Without researching how to paint, I bought $10 worth of watercolors, sat down with a bowl of water, and painted for five or ten minutes a day, usually in the morning when I woke up or before I went to bed, or instead of watching something on Netflix on a lazy Sunday.
Within a month, my paintings looked marginally better. More importantly, I grew increasingly proud of my progress, not because I’d become the best painter—a standard I often employ work—but because I simply liked the way my art looked, and didn’t care what anyone else thought of it. This form of pride isn’t just unfamiliar. It’s relieving.
Usually, we go on vacation to escape our daily realities and identities. It’s appealing to lie on a beach or watch a beautiful sunset precisely because doing so feels so unfamiliar.
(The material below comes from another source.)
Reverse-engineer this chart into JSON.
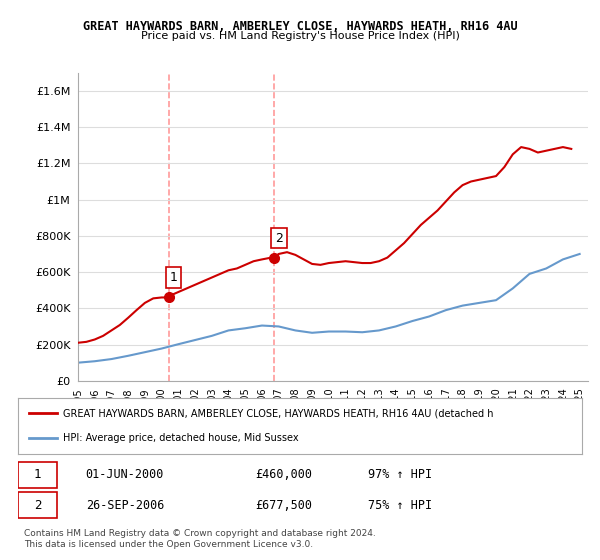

The flip side of this escape, however, is that when we return, the familiar mundanity of our real-life identities strikes back.
Developing a hobby while vacationing remedies this effect by giving you a new identity to carry into your daily life—a gift that lasts far longer than the fleeting sense of post-vacation relaxation.
Simple as it may seem, the psychology is sound: People who embrace many different identities instead of tying their self worth to any one job, relationship, or professional achievement are significantly happier than those who define their identity solely by what they do, who they love, or what they have accomplished—or who they are when they’re not vacationing.